The sulfur in steel is often precipitated along the grain boundary in the form of FeS, whose melting point is only 982℃. At the forging temperature of 1200℃, THE FeS on the grain boundary will melt and surround the grains in the form of liquid film, which will destroy the bond between the grains and produce thermal fragility, and the cracking will occur after slight forging.
When copper contained in steel is heated in a peroxidation atmosphere at 1100 ~ 1200℃, due to selective oxidation, copper-rich areas will form on the surface layer. When the solubility of copper in austenite exceeds that of copper, copper is distributed in the form of liquid film at grain boundary, forming copper brittleness and unable to be forged.
If there are tin and antimony in steel, the solubility of copper in austenite will be reduced seriously, and the embrittlement tendency will be intensified.
Due to the high copper content, the surface of steel forgings is selectively oxidized during forging heating, so that the copper is enriched along the grain boundary, and the forging crack is formed by nucleating and expanding along the copper-rich phase of grain boundary.

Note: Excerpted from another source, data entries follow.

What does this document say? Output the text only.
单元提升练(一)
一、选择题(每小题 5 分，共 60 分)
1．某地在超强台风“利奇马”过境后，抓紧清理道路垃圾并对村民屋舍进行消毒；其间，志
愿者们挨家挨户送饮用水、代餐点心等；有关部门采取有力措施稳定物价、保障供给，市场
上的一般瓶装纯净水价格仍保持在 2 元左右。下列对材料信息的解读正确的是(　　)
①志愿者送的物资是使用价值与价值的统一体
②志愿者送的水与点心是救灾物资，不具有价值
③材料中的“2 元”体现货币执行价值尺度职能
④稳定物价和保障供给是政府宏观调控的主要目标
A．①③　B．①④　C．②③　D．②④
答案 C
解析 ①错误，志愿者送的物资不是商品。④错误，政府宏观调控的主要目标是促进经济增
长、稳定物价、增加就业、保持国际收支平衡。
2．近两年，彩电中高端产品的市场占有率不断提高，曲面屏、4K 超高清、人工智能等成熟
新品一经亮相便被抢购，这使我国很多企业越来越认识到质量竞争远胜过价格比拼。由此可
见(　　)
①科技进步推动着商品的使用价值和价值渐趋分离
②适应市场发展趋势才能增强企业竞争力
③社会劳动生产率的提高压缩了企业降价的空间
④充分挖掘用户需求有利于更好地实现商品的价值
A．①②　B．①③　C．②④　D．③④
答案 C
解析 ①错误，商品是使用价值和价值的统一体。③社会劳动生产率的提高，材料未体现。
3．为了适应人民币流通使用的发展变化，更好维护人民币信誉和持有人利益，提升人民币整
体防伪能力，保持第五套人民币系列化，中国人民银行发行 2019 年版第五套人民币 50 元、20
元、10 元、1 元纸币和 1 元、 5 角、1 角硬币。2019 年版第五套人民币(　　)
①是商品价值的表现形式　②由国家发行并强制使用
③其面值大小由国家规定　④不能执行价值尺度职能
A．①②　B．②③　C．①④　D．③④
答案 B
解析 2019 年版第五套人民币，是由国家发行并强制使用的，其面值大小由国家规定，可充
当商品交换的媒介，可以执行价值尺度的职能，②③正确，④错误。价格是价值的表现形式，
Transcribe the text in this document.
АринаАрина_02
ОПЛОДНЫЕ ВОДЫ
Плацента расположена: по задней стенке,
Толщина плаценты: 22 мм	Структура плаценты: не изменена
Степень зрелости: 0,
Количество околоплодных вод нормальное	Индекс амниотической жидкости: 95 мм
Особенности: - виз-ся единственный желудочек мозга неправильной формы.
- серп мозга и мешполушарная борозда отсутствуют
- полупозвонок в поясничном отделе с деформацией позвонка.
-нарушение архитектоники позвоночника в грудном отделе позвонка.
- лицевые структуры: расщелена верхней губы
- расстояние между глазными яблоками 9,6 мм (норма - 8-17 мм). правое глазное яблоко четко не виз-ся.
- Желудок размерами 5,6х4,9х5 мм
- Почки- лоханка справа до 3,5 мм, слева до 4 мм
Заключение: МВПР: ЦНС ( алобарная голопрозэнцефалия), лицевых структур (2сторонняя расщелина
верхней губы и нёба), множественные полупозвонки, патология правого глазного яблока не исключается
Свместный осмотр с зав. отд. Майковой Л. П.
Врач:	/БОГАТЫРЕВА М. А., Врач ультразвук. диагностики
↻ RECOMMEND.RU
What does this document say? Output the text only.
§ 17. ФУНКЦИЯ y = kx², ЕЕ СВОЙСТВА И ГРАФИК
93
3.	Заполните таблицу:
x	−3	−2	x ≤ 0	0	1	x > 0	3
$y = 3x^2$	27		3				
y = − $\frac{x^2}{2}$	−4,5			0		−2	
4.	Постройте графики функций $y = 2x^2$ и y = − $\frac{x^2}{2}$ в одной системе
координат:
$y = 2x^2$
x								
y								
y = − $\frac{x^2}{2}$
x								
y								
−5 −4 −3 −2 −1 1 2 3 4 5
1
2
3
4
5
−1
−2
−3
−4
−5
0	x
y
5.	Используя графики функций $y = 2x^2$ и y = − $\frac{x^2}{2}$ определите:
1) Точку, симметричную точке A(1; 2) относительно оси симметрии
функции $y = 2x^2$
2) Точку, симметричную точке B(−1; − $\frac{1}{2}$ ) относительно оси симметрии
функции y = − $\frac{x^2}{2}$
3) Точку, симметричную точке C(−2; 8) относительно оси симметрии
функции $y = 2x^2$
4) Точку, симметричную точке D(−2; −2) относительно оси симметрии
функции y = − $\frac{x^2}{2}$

(3) Forging crack caused by heterogeneous phase (second phase)
The mechanical properties of the second phase in steel are often very different from that of the metal matrix, so the additional stress will cause the overall process plasticity to decrease when the deformation flows. Once the local stress exceeds the binding force between the heterogeneous phase and the matrix, the separation will occur and the holes will be formed.
For example, the oxides, nitrides, carbides, borides, sulfides, silicates and so on in steel.
Let's say these phases are dense.
Chain distribution, especially along the grain boundary where the weak binding force exists, high temperature forging will crack.
The macroscopic morphology of forging cracking caused by fine AlN precipitation along grain boundary of 20SiMn steel 87t ingots has been oxidized and presented as polyhedral columnar crystals.
The microscopic analysis shows that the forging cracking is related to the large amount of fine grain AlN precipitation along the primary grain boundary.
The countermeasures to prevent forging cracking caused by precipitation of aluminum nitride along crystal are as follows:
1. Limit the amount of aluminum added to steel, remove nitrogen from steel or inhibit AlN precipitation by adding titanium;
2. Adopt hot delivery ingot and supercooled phase change treatment process;
3. Increase the heat feeding temperature (> 900℃) and directly heat forging;
4. Before forging, sufficient homogenization annealing is carried out to make grain boundary precipitation phase diffusion.